Saí do colégio depois de uma manhã tranquila, na qual não tive que substituir professores em nenhuma aula. Vim para casa dirigindo e ouvindo músicas no rádio como faço todos os dias e pensando nos meus afazeres programados para tarde, sem saber que um evento que ocorreria por volta das doze horas mudaria meus planos de ter uma tarde comum.

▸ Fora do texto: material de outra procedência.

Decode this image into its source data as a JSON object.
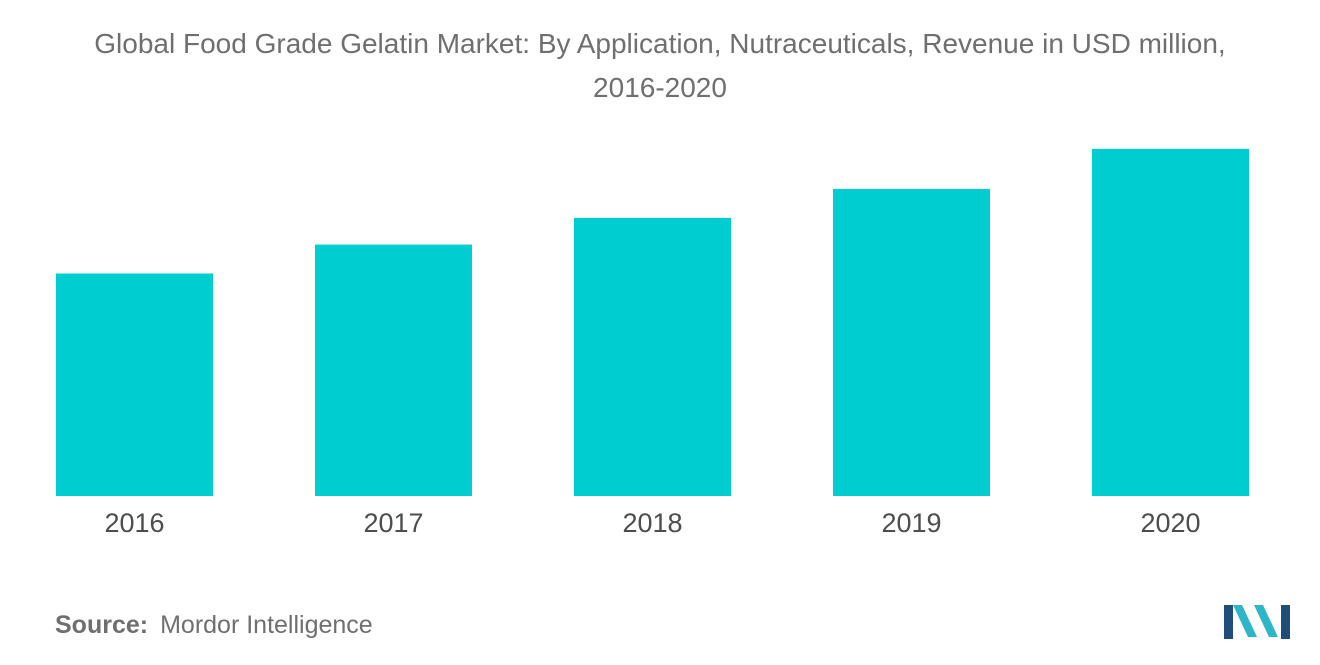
{
  "title_line1": "Global Food Grade Gelatin Market: By Application, Nutraceuticals, Revenue in USD million,",
  "title_line2": "2016-2020",
  "source_label": "Source:",
  "source_value": "Mordor Intelligence",
  "logo_icon": "mordor-intelligence-logo",
  "colors": {
    "bar": "#00CDD0",
    "logo_dark": "#1F4E79",
    "logo_teal": "#2FB5C8"
  },
  "chart_data": {
    "type": "bar",
    "categories": [
      "2016",
      "2017",
      "2018",
      "2019",
      "2020"
    ],
    "values": [
      100,
      113,
      125,
      138,
      156
    ],
    "title": "Global Food Grade Gelatin Market: By Application, Nutraceuticals, Revenue in USD million, 2016-2020",
    "xlabel": "",
    "ylabel": "",
    "ylim": [
      0,
      160
    ],
    "grid": false,
    "legend": "none"
  }
}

Ao estacionar meu automóvel em frente a minha casa, desliguei o som que sintonizava uma dessas rádios jovens, peguei alguns livros e cadernos que eu havia posto sobre o banco traseiro e saí do carro. Neste mesmo momento, ao me virar à rua depois de ter girado a chave para trancar a porta do carro, avisto na outra calçada uma senhora muito idosa sendo amparada por uma dessas acompanhantes de idosos. Ao perceber a dificuldade da senhora idosa em manter o equilíbrio, vou ao seu encontro rapidamente já perguntando se estava tudo bem ou se ela necessitava de algo. Propus-me a levar um copo d´água ou uma cadeira já que estávamos exatamente em frente a minha casa.
A acompanhante da senhora disse-me estar tudo bem e que a senhora já estava melhor. Foi quando a senhora, que até então estava de costas para mim e sendo amparada pelos braços de sua acompanhante, virou-se. Olhando seu pequeno rosto, muito branco e enrugado, que acolhia dois olhinhos azuis e muito brilhantes, perguntei se ela estava com tontura.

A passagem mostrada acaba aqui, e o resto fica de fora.